When your wits begin to turn, by whatever means, you have a shot at answering the questioning machine. Who are you? I am a sinner focused on myself. What do you want? I want mercy, forgiveness, and amendment of life.
It is ironic, isn’t it, that Lear’s turning wit is inspired by the fool, who suffers alongside of him in the wet and the cold? That is hardly a new idea. St. Paul tells us that God’s foolishness is wiser than the wisdom of the world.
God sent his Son into the world as one who was foolish in the eyes of the world. He had no money to speak of, no advanced degrees, and no political power. Like Lear’s fool, he was a suffering servant. The prophet Isaiah says, “he had no form or majesty that we should look at him, nothing in his appearance that we should desire him.” He never married, had no children, and died young.

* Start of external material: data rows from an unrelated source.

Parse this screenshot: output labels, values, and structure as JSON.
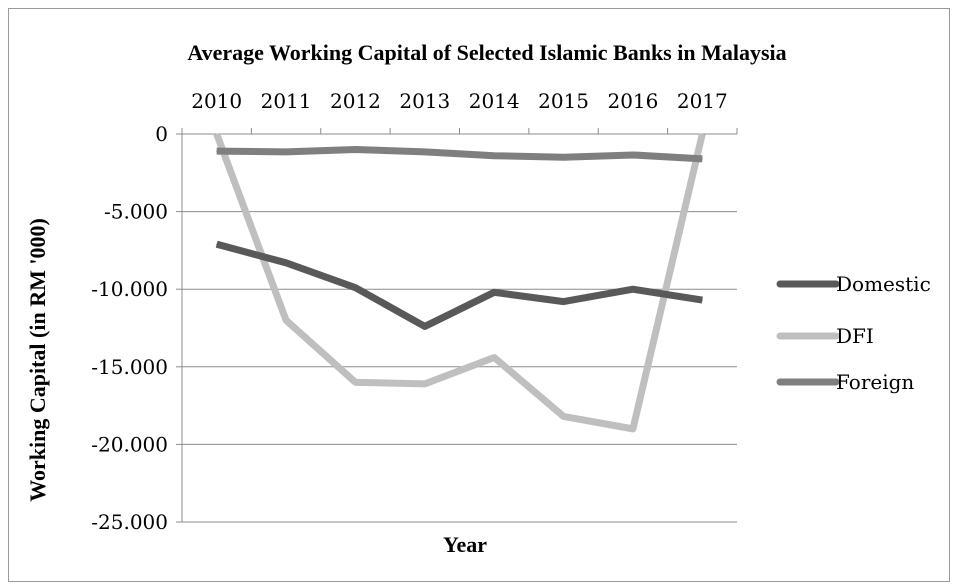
{
  "chart_data": {
    "type": "line",
    "title": "Average Working Capital of Selected Islamic Banks in Malaysia",
    "xlabel": "Year",
    "ylabel": "Working Capital (in RM '000)",
    "categories": [
      "2010",
      "2011",
      "2012",
      "2013",
      "2014",
      "2015",
      "2016",
      "2017"
    ],
    "ylim": [
      -25000,
      0
    ],
    "yticks": [
      0,
      -5000,
      -10000,
      -15000,
      -20000,
      -25000
    ],
    "ytick_labels": [
      "0",
      "-5.000",
      "-10.000",
      "-15.000",
      "-20.000",
      "-25.000"
    ],
    "x_axis_position": "top",
    "grid": true,
    "legend_position": "right",
    "series": [
      {
        "name": "Domestic",
        "color": "#595959",
        "values": [
          -7100,
          -8300,
          -9900,
          -12400,
          -10200,
          -10800,
          -10000,
          -10700
        ]
      },
      {
        "name": "DFI",
        "color": "#bfbfbf",
        "values": [
          0,
          -12000,
          -16000,
          -16100,
          -14400,
          -18200,
          -19000,
          0
        ]
      },
      {
        "name": "Foreign",
        "color": "#7f7f7f",
        "values": [
          -1100,
          -1150,
          -1000,
          -1150,
          -1400,
          -1500,
          -1350,
          -1600
        ]
      }
    ]
  }
}
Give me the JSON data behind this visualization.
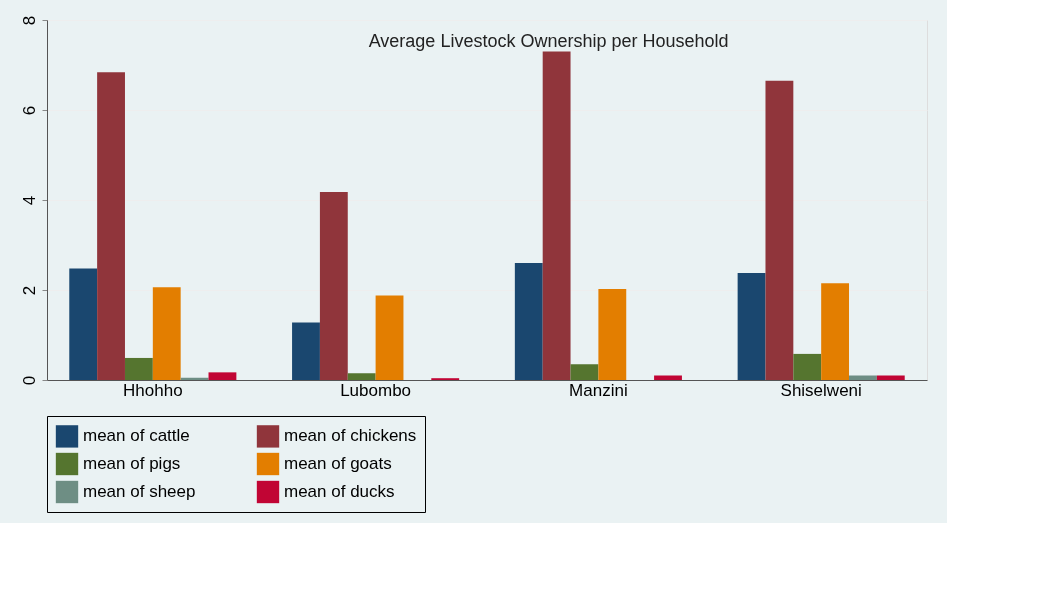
{
  "chart_data": {
    "type": "bar",
    "title": "Average Livestock Ownership per Household",
    "categories": [
      "Hhohho",
      "Lubombo",
      "Manzini",
      "Shiselweni"
    ],
    "series": [
      {
        "name": "mean of cattle",
        "color": "#1a476f",
        "values": [
          2.48,
          1.28,
          2.6,
          2.38
        ]
      },
      {
        "name": "mean of chickens",
        "color": "#90353b",
        "values": [
          6.84,
          4.18,
          7.3,
          6.65
        ]
      },
      {
        "name": "mean of pigs",
        "color": "#55752f",
        "values": [
          0.49,
          0.15,
          0.35,
          0.58
        ]
      },
      {
        "name": "mean of goats",
        "color": "#e37e00",
        "values": [
          2.06,
          1.88,
          2.02,
          2.15
        ]
      },
      {
        "name": "mean of sheep",
        "color": "#6e8e84",
        "values": [
          0.05,
          null,
          null,
          0.1
        ]
      },
      {
        "name": "mean of ducks",
        "color": "#c10534",
        "values": [
          0.17,
          0.04,
          0.1,
          0.1
        ]
      }
    ],
    "ylim": [
      0,
      8
    ],
    "yticks": [
      0,
      2,
      4,
      6,
      8
    ],
    "grid": "y",
    "legend": "bottom"
  }
}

He talked about losing your life to save it, and giving your stuff away to anyone who asks. He said foolish things like, if someone punches you on one side of your face, turn your other cheek for the next blow. While the world said, “Fool me once, shame on you; fool me twice, shame on me — time to wise up,” he said, “If someone hurts, offends, or ridicules you, forgive them each time, over and over and over again.”
The wise of the world had enough of his foolishness and decided to crucify him. The night before he was killed, Jesus asked God to take this cup of suffering away from him. But his wish was not granted. The wise scorned him, calling him the king of the Jews and mocking him with a crown of thorns. He was exposed to the elements, stripped and flouted, turned out from his own people, who said, “We have no king but Caesar.” Unlike the child whom Solomon’s wisdom saved, God’s child was killed. When he died, he was buried in a borrowed tomb.
But the foolishness of God is wiser than the wisdom of the world, and on the third day Jesus was raised from the dead. Not only does his foolish wisdom live on 2,000 years after his death, but he lives on. In fact, he speaks still today, saying, “Behold, I stand at the door, and knock.” Were you to open that door and ask, “Who are you and what do you want?” he would answer, “I am your Savior, and I want you.” Amen.
The Rev. Paul N. Walker is rector of Christ Episcopal Church in Charlottesville, Va.